This Rare Blue Ice—Normally Found In Glaciers—Is Piling Up In Michigan
Tourists are flocking to see this rare sight—and do you know what causes it to appear blue?
Folks in northern Michigan are getting to enjoy a phenomenon normally only seen in glaciers: blue ice, piled up in the Straits of Mackinac.
Photographer Kim Mettler has lived in the area for about two years and had never seen blue ice there before. She drove about an hour on Tuesday to take pictures near the Mackinac Bridge.
“We had a warm-up here in Northern Michigan, which is why I went out that day,” she said. “It was about 40 degrees with partly cloudy skies.”
She saw a lot of people clamber dangerously far into the frozen straits, which separate Lake Michigan and Lake Huron, to explore.
The ice isn’t really blue. It gets its otherworldly glow because it doesn’t have bubbles in it, so it easily reflects the blue part of white light.
A wind storm over the weekend piled up chunks of ice on the shore in Mackinaw City.

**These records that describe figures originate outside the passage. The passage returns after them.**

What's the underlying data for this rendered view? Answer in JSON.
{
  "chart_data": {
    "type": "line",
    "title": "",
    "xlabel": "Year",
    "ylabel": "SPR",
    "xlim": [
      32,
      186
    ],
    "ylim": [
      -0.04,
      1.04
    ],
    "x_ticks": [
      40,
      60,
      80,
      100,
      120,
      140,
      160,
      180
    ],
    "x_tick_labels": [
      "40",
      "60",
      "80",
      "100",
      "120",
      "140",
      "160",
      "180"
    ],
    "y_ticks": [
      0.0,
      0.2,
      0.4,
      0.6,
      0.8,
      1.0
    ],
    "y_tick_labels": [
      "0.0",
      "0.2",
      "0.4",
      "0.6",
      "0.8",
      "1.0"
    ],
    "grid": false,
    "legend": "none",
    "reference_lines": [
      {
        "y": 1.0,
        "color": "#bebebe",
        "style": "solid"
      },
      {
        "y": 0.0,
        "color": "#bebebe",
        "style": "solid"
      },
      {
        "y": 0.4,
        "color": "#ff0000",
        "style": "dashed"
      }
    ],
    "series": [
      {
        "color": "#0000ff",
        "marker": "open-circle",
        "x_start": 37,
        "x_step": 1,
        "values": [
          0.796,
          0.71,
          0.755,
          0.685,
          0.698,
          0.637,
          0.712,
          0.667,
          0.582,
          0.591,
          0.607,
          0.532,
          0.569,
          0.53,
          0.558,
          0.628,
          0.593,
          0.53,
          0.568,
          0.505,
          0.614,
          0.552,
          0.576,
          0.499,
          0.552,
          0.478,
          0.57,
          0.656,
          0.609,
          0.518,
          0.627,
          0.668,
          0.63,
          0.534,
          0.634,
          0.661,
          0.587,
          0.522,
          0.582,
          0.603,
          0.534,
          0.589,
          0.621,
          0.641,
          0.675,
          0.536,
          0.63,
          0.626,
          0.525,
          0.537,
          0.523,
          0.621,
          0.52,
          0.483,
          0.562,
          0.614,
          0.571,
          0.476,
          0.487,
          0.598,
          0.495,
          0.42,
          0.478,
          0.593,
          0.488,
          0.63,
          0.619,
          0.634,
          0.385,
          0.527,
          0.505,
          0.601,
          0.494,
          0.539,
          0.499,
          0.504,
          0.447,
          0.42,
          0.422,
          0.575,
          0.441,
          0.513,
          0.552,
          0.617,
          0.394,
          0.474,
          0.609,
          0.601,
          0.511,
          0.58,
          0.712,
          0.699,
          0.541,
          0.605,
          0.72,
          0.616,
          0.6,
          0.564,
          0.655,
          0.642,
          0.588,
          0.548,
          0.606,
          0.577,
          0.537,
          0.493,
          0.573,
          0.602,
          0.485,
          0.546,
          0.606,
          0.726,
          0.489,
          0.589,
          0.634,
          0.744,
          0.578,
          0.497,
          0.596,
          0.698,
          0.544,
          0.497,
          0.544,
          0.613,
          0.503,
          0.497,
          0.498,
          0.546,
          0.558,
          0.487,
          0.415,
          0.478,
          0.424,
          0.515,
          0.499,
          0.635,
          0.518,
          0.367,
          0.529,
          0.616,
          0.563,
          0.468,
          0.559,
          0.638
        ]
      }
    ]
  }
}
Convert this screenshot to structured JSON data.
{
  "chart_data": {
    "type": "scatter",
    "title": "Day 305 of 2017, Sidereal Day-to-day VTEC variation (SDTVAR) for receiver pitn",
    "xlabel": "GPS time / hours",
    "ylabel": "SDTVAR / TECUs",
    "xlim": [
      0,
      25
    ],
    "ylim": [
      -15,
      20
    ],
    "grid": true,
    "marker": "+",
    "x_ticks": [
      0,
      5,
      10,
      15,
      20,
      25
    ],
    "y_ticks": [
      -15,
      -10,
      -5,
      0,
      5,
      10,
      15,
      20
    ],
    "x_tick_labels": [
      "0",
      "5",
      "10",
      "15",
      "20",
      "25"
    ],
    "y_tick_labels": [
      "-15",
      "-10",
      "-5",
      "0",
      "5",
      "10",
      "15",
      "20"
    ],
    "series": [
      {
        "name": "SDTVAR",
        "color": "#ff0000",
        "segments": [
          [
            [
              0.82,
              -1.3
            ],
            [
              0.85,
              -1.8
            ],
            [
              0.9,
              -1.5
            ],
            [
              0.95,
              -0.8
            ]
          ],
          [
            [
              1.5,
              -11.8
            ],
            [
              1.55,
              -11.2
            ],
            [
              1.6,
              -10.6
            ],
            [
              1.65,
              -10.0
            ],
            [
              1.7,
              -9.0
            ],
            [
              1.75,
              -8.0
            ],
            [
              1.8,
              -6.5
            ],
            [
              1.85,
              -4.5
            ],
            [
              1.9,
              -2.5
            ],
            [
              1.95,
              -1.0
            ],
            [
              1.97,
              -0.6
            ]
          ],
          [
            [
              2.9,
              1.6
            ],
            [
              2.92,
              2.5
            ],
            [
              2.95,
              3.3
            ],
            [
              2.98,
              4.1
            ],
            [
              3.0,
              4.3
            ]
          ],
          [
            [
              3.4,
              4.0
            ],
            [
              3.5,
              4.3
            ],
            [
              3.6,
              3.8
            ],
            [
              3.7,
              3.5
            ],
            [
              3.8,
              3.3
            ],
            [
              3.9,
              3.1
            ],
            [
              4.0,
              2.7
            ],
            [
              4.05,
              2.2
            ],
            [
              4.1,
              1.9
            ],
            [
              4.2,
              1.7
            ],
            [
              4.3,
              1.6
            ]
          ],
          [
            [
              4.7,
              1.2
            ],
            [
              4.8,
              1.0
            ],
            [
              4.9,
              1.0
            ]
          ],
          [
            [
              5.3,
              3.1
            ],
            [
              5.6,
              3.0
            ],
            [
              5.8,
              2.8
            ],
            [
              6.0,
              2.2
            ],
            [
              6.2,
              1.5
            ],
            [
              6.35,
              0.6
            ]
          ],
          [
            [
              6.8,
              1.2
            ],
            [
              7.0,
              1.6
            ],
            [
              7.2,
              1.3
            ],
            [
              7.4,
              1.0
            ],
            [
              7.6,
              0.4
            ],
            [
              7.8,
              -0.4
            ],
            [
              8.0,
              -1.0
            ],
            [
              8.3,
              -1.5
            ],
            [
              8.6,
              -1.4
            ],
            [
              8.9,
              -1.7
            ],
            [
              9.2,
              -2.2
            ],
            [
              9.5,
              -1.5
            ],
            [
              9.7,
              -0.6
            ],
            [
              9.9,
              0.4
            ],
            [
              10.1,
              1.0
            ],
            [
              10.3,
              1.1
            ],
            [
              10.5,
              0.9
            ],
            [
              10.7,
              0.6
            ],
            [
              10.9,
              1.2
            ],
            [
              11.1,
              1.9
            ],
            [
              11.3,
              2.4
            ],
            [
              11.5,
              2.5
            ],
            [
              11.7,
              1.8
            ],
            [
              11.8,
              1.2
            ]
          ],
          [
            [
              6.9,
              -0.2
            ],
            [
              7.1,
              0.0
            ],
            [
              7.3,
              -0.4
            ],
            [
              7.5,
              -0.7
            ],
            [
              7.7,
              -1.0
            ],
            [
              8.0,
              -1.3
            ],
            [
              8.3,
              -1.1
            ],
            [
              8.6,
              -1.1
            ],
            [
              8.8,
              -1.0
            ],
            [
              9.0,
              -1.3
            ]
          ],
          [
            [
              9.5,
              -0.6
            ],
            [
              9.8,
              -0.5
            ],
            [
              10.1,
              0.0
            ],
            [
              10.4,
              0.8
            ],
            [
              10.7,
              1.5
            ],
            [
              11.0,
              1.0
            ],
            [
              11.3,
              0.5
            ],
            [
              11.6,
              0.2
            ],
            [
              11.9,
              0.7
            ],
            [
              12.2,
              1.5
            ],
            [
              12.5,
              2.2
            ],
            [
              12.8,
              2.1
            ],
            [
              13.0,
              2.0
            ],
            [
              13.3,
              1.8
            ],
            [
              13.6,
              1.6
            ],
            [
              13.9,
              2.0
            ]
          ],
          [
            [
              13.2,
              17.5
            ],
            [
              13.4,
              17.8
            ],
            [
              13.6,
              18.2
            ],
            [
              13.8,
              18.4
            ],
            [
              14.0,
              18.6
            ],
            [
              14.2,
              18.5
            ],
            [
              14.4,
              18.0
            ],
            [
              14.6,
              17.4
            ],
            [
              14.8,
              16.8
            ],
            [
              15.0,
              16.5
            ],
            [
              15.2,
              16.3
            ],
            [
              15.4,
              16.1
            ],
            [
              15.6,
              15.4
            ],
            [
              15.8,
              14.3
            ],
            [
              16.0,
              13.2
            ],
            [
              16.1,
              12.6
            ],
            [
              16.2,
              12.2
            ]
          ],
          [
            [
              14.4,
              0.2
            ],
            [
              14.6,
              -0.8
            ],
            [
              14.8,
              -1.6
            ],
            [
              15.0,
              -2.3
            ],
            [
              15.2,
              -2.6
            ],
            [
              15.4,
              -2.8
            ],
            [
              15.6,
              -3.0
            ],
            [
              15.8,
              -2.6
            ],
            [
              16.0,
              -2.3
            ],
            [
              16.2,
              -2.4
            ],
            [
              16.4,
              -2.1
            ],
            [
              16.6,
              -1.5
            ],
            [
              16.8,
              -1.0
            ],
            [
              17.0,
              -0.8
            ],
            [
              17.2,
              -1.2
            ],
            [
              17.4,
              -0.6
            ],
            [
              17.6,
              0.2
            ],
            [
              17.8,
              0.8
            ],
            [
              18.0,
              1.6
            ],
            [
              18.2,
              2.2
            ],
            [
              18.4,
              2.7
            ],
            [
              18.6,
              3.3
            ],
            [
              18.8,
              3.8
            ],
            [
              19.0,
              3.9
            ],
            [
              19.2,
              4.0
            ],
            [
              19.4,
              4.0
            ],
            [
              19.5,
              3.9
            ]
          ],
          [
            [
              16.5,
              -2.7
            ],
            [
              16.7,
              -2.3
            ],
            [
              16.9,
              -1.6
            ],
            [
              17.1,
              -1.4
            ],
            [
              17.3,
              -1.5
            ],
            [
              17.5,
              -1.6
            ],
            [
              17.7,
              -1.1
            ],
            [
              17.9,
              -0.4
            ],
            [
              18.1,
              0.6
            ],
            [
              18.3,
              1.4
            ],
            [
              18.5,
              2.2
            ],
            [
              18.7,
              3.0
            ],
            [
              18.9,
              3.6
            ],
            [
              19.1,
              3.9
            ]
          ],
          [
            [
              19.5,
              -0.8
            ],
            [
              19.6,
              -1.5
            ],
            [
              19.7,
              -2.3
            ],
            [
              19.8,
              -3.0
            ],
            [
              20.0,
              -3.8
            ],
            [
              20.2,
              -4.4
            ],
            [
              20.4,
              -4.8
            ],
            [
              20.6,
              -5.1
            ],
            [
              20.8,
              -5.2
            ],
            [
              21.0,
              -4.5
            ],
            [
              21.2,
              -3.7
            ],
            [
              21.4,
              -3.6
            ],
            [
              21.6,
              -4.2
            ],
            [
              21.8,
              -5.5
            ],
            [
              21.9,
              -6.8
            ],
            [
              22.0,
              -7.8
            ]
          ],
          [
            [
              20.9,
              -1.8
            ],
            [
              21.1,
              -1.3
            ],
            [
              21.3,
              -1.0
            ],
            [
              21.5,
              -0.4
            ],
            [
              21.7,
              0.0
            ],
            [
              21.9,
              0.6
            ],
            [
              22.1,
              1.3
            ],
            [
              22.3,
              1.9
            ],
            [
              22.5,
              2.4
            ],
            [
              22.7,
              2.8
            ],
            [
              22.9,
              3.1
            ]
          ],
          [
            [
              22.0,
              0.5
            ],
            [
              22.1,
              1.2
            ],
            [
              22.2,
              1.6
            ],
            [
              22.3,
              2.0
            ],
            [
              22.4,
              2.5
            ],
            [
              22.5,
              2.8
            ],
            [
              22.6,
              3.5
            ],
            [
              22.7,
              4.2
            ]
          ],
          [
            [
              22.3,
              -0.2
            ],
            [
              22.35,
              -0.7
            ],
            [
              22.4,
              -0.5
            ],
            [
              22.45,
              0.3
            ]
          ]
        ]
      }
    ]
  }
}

Resident Rick Caldwell told the Detroit Free Press that locals haven’t seen blue ice like this in seven years. Caldwell works as a front desk manager at a local hotel, and he said the “tourism has been crazy.” He said the hotel chain he works for, Hampton Inn, even had to open other hotels nearby—that were presumably closed for the ordinarily slow winter season—to accommodate the influx.